Mercedes-Benz GLA – mały crossover do miasta.

Mercedes GLA 250 4Matic – auto stworzone głównie do miasta i w niedalekie wypady o nieco uterenowionej sylwetce. Czy jest godne polecenia i warte nie małych pieniędzy jakie trzeba na niego wydać? Oto test i moje spostrzeżenia na temat tego auta.

Mercedes-Benz GLA 250 – nasz test.

Mercedes GLA został zaprezentowany na targach motoryzacyjnych we Frankfurcie we wrześniu 2013 roku i bazuje na płycie podłogowej Mercedesa klasy A, więc jest to małe auto, które dzięki swojemu rozmiarowi przeznaczone jest głównie do miasta. Pierwsze wrażenie jest pozytywne, bo Mercedes wygląda bardzo nowocześnie i zdecydowanie rzuca się w oczy. Wzrok przyciągają piękne, 19-calowe felgi z widocznym logo AMG, które dodają autu bardziej muskularnego charakteru. W oczy rzuca się także efektowny, matowy lakier, który trzeba przyznać jest bardzo rzadkim widokiem na naszych drogach.

_MG_0808

Przód również może się podobać. Ma typowe dla większości modeli Mercedesa reflektory z charakterystycznymi LED-ami, które tworzą swego rodzaju „falę”, która sprawia, że z daleka widać z jakim autem mamy do czynienia i trudno go pomylić z jakimś innym. Tylne światła również zostały wykonane w technologii LED, lecz tył według mnie nie wygląda już tak atrakcyjnie, ale oczywiście to kwestia gustu.

_MG_0762

Po zajęciu miejsca we wnętrzu mam mieszane odczucia. Widać, że Mercedes ma swój specyficzny styl, który nie każdemu się spodoba, aczkolwiek od razu ma się wrażenie, że to bardziej ekskluzywny samochód. Większość materiałów jest bardzo dobrej jakości, lecz niestety w niektórych miejscach przeplatają się one z tymi delikatnie mówiąc mniej szlachetnymi.
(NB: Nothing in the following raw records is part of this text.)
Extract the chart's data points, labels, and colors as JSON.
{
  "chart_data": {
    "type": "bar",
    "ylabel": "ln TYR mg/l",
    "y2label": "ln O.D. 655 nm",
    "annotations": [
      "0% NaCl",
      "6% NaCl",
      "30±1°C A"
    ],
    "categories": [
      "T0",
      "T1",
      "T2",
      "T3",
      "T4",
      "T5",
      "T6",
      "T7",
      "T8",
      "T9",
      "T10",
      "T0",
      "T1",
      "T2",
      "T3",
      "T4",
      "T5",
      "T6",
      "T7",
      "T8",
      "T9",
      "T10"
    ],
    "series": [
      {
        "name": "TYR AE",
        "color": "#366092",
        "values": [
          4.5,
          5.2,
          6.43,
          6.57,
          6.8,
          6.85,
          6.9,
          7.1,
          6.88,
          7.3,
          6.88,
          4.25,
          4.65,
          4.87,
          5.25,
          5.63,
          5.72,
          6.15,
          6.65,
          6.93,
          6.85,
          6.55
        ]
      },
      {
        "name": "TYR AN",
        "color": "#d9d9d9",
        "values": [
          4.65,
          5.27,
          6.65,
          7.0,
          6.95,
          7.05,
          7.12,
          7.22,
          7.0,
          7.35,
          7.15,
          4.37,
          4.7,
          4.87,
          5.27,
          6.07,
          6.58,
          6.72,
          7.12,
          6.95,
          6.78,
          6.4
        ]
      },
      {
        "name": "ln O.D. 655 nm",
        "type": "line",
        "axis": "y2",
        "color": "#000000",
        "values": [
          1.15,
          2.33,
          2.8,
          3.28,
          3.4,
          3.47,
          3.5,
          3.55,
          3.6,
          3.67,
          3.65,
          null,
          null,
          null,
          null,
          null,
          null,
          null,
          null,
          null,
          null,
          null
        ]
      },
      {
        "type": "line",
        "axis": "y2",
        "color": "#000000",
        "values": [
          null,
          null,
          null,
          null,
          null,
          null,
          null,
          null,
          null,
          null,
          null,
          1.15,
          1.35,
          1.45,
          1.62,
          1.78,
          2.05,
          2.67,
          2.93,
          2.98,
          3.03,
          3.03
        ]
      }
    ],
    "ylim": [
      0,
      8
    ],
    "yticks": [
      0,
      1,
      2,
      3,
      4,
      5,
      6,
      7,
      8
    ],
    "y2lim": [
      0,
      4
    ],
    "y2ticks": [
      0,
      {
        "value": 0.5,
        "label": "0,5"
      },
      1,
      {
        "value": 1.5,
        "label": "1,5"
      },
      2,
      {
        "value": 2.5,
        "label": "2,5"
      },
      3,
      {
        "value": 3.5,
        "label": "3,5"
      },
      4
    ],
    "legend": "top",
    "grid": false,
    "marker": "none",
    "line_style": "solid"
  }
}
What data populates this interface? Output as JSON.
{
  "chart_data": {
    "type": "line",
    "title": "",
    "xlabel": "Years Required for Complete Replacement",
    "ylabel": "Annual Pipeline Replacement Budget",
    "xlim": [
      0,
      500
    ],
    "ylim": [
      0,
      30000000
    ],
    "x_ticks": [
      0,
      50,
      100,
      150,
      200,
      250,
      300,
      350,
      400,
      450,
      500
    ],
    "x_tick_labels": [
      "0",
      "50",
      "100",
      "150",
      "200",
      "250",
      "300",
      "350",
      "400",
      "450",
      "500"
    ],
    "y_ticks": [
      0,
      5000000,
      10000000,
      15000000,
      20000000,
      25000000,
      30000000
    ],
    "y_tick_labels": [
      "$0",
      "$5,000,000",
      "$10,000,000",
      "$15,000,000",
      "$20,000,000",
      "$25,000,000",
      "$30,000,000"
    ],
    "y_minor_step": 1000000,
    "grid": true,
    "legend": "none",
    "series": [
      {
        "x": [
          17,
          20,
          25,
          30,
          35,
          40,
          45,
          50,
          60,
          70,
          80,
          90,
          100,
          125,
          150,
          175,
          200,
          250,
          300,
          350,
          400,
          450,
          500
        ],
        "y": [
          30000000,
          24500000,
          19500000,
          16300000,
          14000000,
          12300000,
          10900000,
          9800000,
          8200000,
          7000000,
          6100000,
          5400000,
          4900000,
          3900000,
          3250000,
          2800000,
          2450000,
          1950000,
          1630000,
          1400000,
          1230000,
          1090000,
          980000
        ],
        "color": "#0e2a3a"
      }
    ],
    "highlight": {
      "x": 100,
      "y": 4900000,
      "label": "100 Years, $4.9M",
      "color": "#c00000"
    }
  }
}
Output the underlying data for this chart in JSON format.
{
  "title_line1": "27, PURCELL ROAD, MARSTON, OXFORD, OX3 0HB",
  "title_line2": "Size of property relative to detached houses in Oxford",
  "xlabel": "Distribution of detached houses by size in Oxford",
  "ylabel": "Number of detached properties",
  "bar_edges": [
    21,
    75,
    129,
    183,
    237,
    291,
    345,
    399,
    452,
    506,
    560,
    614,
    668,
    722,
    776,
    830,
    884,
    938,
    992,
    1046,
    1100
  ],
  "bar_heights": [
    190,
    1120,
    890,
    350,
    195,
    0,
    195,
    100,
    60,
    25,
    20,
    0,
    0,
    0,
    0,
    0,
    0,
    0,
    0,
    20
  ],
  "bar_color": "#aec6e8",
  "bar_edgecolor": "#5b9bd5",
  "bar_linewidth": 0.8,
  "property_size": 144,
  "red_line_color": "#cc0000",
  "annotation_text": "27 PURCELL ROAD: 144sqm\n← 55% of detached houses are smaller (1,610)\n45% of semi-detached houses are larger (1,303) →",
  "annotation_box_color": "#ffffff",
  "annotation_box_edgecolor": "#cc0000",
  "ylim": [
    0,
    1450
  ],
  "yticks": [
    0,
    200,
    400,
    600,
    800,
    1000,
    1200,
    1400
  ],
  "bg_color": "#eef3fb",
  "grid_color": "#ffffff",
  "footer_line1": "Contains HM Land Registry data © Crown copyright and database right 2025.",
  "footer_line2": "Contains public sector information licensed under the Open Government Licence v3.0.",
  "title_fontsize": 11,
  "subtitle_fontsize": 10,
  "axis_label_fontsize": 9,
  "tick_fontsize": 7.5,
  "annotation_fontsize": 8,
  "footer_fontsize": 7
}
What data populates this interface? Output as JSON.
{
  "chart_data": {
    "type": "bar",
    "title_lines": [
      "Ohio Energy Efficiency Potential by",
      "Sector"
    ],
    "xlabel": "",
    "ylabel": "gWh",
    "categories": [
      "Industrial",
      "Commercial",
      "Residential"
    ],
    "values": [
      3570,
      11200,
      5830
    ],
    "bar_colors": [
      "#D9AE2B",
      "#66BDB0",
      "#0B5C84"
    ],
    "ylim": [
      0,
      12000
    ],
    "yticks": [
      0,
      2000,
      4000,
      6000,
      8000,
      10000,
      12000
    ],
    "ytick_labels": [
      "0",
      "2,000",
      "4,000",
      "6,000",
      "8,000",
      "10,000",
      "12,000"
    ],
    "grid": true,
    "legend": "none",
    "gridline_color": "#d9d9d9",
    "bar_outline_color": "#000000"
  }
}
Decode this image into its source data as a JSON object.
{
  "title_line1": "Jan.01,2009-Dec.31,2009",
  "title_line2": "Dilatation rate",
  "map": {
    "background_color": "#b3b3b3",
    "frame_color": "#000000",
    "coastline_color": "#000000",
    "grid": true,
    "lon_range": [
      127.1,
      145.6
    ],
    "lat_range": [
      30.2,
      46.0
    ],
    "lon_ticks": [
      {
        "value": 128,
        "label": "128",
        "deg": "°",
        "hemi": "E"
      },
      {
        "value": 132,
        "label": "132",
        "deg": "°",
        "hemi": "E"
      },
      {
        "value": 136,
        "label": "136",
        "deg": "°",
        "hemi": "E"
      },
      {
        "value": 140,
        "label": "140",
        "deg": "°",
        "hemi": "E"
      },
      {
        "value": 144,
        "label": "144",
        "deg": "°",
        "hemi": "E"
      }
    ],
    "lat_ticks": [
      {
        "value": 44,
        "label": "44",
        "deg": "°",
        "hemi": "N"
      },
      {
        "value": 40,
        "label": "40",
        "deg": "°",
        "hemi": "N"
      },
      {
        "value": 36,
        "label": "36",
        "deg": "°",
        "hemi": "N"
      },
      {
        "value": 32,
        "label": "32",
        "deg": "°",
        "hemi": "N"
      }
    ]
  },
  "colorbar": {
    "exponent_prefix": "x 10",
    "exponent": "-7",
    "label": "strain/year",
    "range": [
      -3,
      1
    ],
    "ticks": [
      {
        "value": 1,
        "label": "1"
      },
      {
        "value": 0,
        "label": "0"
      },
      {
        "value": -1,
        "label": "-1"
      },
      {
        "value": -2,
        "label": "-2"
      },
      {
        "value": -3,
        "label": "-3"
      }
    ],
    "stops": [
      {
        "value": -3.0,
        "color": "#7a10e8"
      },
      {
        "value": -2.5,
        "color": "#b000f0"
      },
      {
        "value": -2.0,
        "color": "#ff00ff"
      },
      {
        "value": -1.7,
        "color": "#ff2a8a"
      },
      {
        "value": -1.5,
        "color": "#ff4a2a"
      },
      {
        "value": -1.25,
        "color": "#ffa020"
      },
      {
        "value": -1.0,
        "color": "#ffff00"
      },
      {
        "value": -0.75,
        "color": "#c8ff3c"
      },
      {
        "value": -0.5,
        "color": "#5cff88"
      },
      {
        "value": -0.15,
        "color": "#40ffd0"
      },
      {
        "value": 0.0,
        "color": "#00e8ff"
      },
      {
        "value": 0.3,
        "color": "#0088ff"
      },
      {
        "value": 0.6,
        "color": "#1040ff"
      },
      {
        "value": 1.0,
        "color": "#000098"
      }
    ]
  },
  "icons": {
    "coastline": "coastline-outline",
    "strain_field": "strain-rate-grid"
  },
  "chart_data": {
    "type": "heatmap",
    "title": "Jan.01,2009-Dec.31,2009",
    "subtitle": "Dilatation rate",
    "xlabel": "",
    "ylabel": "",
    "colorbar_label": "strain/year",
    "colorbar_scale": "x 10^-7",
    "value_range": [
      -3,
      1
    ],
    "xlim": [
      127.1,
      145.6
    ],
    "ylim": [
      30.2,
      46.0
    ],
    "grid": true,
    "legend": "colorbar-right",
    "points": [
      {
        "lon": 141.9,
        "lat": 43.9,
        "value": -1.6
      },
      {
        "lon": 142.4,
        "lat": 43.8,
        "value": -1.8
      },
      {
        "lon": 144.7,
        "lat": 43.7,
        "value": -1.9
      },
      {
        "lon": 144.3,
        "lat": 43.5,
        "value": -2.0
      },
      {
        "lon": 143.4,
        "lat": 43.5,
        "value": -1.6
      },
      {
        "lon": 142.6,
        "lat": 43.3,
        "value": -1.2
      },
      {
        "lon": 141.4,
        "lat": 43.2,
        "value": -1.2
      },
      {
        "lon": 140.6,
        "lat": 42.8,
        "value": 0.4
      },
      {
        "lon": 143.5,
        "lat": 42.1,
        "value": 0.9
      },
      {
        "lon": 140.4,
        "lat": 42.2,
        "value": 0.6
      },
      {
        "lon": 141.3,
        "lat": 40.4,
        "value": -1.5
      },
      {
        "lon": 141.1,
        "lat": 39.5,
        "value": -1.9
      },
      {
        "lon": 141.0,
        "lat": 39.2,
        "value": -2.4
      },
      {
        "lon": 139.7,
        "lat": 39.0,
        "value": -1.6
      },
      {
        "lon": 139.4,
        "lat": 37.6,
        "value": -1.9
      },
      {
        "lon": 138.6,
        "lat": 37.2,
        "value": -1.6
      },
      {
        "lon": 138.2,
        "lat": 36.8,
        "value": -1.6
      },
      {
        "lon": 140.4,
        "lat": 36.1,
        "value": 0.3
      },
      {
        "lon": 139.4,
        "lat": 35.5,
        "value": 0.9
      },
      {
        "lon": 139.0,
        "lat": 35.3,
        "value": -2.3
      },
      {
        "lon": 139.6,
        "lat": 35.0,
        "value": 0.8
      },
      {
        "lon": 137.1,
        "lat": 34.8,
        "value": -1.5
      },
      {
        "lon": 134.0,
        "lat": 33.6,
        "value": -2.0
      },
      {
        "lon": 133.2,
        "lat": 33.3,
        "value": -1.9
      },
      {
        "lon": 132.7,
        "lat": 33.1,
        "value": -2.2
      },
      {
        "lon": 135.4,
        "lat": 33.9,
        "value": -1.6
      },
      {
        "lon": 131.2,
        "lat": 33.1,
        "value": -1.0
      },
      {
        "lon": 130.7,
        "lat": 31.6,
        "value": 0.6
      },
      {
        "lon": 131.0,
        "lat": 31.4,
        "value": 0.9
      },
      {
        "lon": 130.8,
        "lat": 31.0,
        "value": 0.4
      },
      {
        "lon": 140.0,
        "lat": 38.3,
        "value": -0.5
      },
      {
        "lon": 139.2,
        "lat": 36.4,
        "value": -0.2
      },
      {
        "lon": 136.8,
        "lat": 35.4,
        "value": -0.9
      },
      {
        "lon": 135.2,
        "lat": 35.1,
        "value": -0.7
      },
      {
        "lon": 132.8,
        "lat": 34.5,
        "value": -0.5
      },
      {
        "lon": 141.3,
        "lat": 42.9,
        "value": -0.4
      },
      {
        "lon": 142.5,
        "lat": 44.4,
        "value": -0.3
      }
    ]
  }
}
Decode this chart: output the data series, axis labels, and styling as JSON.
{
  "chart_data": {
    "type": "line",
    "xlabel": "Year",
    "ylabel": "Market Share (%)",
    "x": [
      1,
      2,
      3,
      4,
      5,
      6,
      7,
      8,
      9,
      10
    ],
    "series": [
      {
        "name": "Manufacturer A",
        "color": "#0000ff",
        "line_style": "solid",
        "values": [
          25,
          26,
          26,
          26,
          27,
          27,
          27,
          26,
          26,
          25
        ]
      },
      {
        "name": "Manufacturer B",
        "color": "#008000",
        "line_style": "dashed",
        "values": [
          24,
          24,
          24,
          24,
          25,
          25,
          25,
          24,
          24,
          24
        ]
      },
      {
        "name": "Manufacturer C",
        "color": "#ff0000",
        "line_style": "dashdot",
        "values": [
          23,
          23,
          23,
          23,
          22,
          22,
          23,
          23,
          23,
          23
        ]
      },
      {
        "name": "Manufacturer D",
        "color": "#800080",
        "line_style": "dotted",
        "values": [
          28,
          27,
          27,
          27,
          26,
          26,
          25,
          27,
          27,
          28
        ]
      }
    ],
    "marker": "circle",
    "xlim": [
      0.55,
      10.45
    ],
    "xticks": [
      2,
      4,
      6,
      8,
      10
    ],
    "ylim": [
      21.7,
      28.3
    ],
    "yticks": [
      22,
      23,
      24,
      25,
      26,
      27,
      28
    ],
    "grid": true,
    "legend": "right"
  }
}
No cóż, widocznie w tej klasie aut nie można mieć wszystkiego, a szkoda bo to jednak Mercedes-Benz i spodziewałem się czegoś więcej.

_MG_0835

Oczywiście przy konfiguracji wnętrza mamy ogromne pole do popisu, gdyż możemy wybierać spośród wielu różnych wersji tapicerek i tu akurat nie możemy narzekać. Podejrzewam, że przy ogólnej konfiguracji Mercedesa trzeba poświęcić w salonie sporo czasu i tak jeden GLA może mieć całkiem inny charakter od drugiego GLA, który będzie przecież z pozoru taki sam, a jednak spory wybór jednostek napędowych, kolorów lakieru jak i tapicerek sprawia, że możemy nieco zaszaleć i skonfigurować samochód na własny styl. Ogólnie muszę powiedzieć, że do wnętrza trzeba się przyzwyczaić. Jest trochę jak szyty na zamówienie garnitur, w którym nie każdy będzie się czuł idealnie.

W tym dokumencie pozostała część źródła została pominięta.